Possessor must protect only against hazard on the land that meet a 4 part test
Known Trespasser: 4 Part Test
(1) ARTIFICIAL: condition in question must be artificial (constructed by human beings). No duty w/r/t naturally occurring conditions
(2) HIGHLY DANGEROUS: condition must be highly dangerous (capable of inflicting severe bodily injury or death). No duty w/r/t moderately dangerous conditions
(3) CONCEALED: condition must be concealed from the trespasser.

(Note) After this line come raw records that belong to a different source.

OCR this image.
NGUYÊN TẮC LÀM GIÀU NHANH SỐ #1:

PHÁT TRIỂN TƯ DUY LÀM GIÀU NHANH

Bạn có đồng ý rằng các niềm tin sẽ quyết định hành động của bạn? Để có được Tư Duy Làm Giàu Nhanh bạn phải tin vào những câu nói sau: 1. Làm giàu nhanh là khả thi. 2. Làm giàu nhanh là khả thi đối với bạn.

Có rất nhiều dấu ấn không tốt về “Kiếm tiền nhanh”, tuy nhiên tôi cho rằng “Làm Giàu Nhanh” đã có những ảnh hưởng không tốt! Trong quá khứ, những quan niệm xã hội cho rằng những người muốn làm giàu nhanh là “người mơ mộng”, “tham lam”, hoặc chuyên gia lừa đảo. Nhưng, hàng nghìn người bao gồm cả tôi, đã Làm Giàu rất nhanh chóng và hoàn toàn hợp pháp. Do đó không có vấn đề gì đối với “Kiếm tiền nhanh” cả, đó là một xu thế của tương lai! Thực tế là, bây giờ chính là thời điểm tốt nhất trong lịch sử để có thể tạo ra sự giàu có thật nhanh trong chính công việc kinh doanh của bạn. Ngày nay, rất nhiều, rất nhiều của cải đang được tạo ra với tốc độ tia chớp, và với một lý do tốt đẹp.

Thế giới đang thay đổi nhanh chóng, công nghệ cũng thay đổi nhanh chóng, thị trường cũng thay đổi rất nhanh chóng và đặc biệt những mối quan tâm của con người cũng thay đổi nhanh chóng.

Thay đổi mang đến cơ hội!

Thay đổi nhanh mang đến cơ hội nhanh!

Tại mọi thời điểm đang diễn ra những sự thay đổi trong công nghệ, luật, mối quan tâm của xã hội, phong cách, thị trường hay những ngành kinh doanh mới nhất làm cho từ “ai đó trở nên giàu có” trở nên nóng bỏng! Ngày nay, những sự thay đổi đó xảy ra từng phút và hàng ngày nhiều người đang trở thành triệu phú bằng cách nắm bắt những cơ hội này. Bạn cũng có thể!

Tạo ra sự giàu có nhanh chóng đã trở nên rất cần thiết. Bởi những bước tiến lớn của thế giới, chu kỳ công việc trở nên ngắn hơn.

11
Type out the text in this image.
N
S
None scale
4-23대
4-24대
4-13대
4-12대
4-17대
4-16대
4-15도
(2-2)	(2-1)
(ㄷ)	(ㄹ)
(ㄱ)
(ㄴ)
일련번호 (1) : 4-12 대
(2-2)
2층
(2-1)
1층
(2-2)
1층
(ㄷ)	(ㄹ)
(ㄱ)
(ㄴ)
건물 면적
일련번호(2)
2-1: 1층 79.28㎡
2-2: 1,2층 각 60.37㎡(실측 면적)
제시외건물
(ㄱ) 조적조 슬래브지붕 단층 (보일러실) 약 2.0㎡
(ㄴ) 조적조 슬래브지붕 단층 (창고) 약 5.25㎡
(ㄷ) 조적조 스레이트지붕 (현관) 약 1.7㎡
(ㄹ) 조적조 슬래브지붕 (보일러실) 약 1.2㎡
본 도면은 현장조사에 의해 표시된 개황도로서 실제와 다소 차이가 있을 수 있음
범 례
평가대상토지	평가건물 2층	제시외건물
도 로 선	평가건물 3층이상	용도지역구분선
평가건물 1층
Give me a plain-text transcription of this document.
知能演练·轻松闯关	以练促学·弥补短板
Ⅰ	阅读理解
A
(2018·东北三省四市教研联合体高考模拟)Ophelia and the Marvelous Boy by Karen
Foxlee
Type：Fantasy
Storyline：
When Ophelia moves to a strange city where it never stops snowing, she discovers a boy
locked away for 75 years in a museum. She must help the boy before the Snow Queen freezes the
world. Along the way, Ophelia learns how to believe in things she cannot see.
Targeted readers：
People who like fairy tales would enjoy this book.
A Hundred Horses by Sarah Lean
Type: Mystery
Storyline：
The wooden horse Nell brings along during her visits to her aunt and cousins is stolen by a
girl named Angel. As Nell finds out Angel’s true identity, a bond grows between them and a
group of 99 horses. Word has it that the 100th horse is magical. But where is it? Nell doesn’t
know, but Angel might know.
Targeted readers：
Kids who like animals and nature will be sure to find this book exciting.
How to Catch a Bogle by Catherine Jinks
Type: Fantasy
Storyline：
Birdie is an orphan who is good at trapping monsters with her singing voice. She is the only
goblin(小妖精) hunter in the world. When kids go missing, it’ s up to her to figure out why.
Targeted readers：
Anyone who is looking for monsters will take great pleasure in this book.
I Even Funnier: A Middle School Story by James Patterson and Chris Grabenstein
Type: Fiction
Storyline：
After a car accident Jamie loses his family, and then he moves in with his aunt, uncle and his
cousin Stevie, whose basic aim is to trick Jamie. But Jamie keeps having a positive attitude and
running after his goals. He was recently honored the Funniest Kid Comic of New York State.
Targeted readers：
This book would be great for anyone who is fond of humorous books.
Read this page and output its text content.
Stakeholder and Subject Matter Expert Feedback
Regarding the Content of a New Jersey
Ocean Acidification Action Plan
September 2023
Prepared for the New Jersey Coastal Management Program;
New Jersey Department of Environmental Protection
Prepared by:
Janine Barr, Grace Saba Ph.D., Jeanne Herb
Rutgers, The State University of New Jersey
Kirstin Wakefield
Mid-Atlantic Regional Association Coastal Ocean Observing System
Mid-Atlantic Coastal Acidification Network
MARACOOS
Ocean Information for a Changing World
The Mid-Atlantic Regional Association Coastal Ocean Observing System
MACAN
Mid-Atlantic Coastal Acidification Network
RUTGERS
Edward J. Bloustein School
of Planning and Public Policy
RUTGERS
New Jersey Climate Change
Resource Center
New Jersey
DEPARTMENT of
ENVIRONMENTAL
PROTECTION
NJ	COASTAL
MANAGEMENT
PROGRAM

No duty w/r/t an open and obvious condition
(4) KNOWN: possessor must have prior knowledge that the condition exists.
Essentially: is it a man-made death trap?
Licensees
Enter land with known or implied permission, but confer no economic benefit on possessor
Ex: a social guest, a solicitor at the door
Duty defined by 2 part test
Licensees: 2 Part Test
(1) Concealed hazards that
(2) are known in advance by the possessor
Eliminates artificiality requirement; eliminates serious/highly dangerous requirement.
Essentially: is it a known trap on your land?